The persistent concerns about the apparently preferential consideration given by the Tasmanian Government to particular business interests in that state - concerns that relate not only to recent and continuing actions on the part of the Tasmanian Government and its Ministers, but also to past governments and past ministers - suggest a continuing history of administrative and political impropriety that is itself inimical to good and effective government in that state.
And there's now plenty of attention being focused on Mark Vaile's relations with ServCorp - a cosy partnership that seems not to be in the public interest.
Of course, it is entirely proper that former ministers take posts after they retire, whether in the diplomatic service, in the private sector or in non-government organisations.
But it is also essential that such posts be scrutinised, and that they be disallowed when clear conflicts of interest are present. This is precisely what happens in the UK, where an independent committee scrutinises all proposed appointments of former ministers for two years after they leave office.
Australia has a relatively small population, and some of the states - Tasmania being, once again, a particularly pertinent example - are not much bigger, in terms of total population, than a middle-sized British town. Town politics is notoriously parochial in terms of standards. Without external checks, it's all too easy for cronyism and mateship to seem the norm, and for egregious conflicts of interest to pass without notice.

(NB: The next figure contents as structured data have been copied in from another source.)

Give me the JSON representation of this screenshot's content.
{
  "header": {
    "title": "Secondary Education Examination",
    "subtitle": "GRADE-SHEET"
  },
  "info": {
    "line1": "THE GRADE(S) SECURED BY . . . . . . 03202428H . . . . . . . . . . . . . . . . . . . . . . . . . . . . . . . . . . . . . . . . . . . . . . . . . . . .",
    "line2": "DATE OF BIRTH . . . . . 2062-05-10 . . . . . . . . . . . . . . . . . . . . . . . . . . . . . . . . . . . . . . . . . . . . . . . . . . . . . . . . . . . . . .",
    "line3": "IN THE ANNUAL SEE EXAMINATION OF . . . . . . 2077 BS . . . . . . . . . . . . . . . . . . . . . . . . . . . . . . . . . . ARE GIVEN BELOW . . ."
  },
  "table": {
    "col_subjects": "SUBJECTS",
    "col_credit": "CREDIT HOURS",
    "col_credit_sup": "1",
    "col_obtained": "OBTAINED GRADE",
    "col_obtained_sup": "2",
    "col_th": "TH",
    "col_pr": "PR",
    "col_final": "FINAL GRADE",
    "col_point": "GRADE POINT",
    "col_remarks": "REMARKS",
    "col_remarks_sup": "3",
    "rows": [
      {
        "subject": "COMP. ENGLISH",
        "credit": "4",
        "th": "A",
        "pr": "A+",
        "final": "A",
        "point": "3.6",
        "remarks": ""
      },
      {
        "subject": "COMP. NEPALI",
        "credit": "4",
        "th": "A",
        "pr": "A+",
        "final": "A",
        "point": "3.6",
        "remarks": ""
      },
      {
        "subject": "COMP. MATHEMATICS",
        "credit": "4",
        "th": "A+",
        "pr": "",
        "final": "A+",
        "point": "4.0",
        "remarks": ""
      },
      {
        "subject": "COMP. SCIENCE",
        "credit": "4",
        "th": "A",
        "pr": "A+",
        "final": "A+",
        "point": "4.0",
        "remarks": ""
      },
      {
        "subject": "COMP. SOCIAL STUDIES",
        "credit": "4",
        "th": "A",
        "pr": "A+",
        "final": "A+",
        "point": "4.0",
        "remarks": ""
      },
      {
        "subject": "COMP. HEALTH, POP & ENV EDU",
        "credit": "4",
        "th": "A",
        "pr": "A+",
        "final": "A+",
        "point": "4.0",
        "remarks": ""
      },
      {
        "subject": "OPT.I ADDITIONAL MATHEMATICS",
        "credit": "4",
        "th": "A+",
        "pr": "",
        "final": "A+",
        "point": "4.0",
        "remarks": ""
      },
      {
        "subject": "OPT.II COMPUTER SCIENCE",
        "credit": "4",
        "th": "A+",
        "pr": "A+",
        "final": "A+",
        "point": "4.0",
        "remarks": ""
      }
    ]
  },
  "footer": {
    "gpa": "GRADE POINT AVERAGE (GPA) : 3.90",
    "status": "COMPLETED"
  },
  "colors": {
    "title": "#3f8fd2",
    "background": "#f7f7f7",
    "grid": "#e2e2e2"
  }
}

If the new Federal Government wants to raise the standard of public conduct in Australia, and to demonstrate its own break with the cronyism and corrupting mateship that has characterised so much of the country's recent political past, then it could do worse than follow the British example and set up a system that will monitor the business involvements of Ministers and Parliamentarians after they have left their positions.
Such a system ought to apply at both state and federal levels, and would form part of a broader and independent structure, perhaps allied with the judiciary or the office of the Auditor-General. The new structure would do two things: educate and encourage politicians in a better understanding of the nature of ethical practice, and also provide effective scrutiny of their conduct across the board.
Andrew Brennan is Professor of Philosophy at LaTrobe University. Jeff Malpas is ARC Australian Professorial Fellow at the University of Tasmania and Distinguished Visiting Professor at LaTrobe University.